洛阳令周异,领治下属吏,将桥面团团围住。围观人群指指点点,皆看向桥下。
只见,桥下阳渠滨水石阶上,正陈列着一具浮尸。
“闲杂人等,速速避让。”马蹄声中,便有一队北军骑士到场。为首之人,正是越骑校尉何苗。
不等胯下骏马止步,何苗便急忙开口:“人在何处。”
“陈尸桥下。”洛阳令周异,朗声答道。
曾在蓟王家宴中,数次相见。何苗不敢托大,这便下马抱拳:“有劳明庭引路。”
“校尉请跟我来。”周异不卑不亢。
在场人员,除去检验尸伤的洛阳县属吏,还有几个来自内的小黄门。
“各位内官,可识得此人?”何苗和善发问。
“回禀校尉,正是前永巷令徐奉。”便有小黄门答道。
“无误否?”何苗难掩喜色。
“断不会错。”小黄门乖巧作答。
何苗心满意足,正要返回复命,忽又想起一事:“自投于水,还是被人所害。”
周异答道:“溺毙而亡,并无外创。”
“如此,甚好。”何苗环视阳渠,又问道:“可知从何处落水。”
“不知也。”周异摇头:“洛阳城,北有谷水,余下东、南、西,三面皆为阳渠环绕。外郭东西二十里,南北十五里。南临洛水,北达邙山,东至上东门外七里桥,西至上西门外长分桥。凡有水路,或皆是落水之处。”
“好。有劳明庭。”何苗一声干笑。
前永巷令徐奉如何亡故,何苗岂会关心。不过是随口一问罢了。先前与皇后约定,只需寻着徐奉下落,便可为河南尹。如今徐奉下落已然找到,这便急冲冲前去复命不提。
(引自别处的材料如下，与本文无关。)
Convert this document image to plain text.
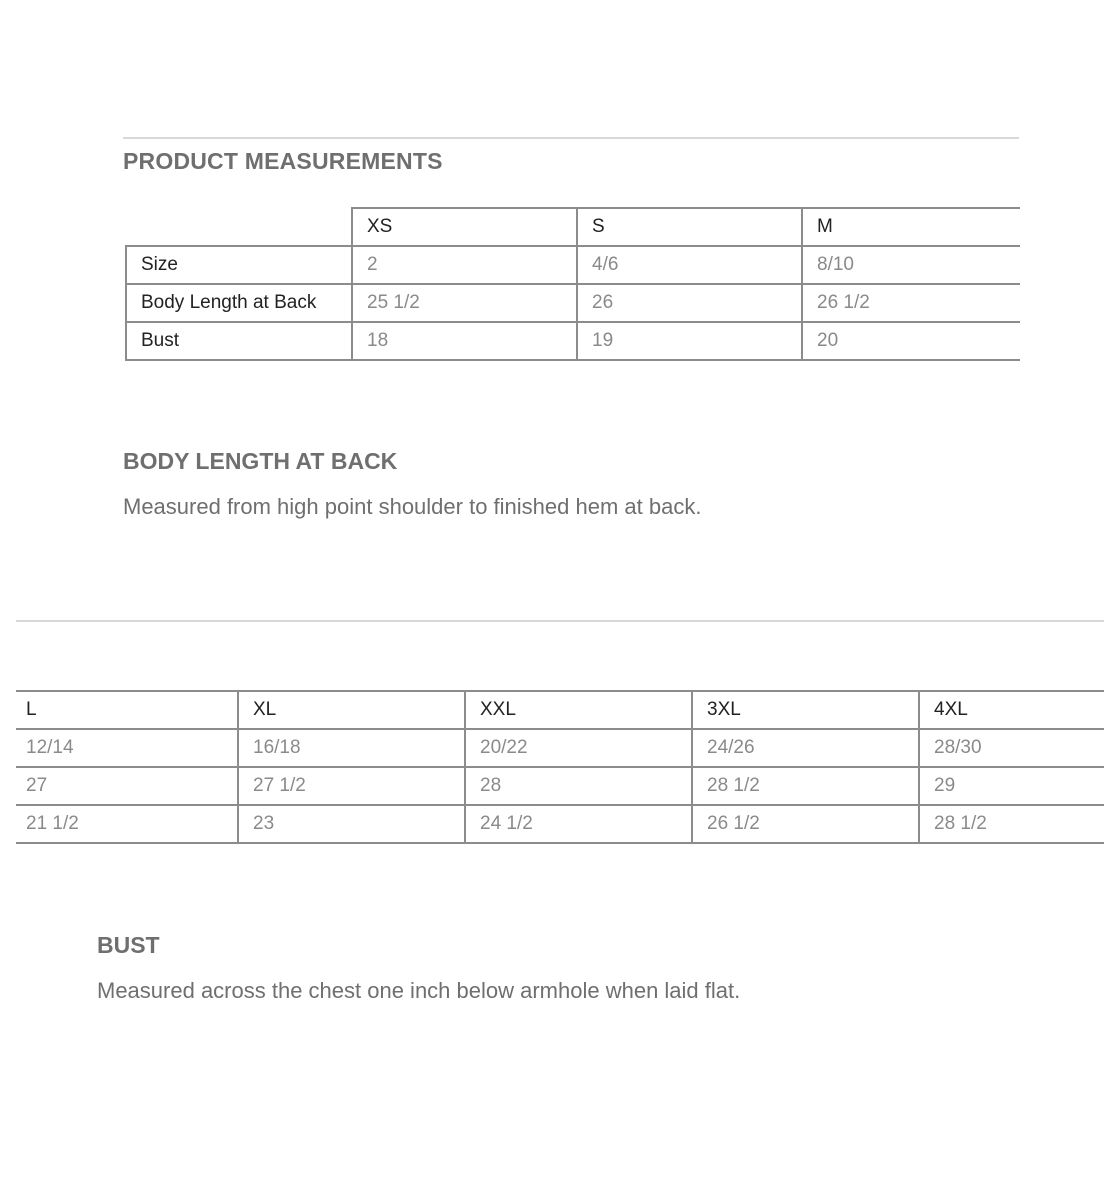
PRODUCT MEASUREMENTS
	XS	S	M
Size	2	4/6	8/10
Body Length at Back	25 1/2	26	26 1/2
Bust	18	19	20
BODY LENGTH AT BACK

Measured from high point shoulder to finished hem at back.

L	XL	XXL	3XL	4XL
12/14	16/18	20/22	24/26	28/30
27	27 1/2	28	28 1/2	29
21 1/2	23	24 1/2	26 1/2	28 1/2
BUST

Measured across the chest one inch below armhole when laid flat.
入上东门,忽闻步广里和永和里道,笙歌聒地,鼓乐喧天。
这便醒悟。昨日,悬而未决的的剿灭黄巾封赏,终于颁发。
平乱四将,度辽将军臧、捕虏将军田晏、虎牙将军夏育、轻车将军董卓,升前、后、左、右,四将军,赐县侯爵。左右中郎将,皇甫嵩、朱,升左右车骑将军,亦为县侯。
副将宗员,将升光禄勋。骑都尉公孙瓒升度辽将军。骑都尉曹操升轻车将军。使匈奴中郎将张修升虎牙将军。护乌桓校尉公綦稠升捕虏将军,以上诸人,皆为乡侯。董重仍为骠骑将军,封万户侯。加之先前已受封为五官中郎将的江东猛虎孙坚,此次封赏,总算是尘埃落定。
步广里和永和里,豪宅又换新主。升官进爵,自当好好庆贺一番。这几日,百官往来赴宴,高朋满座,喜气洋洋。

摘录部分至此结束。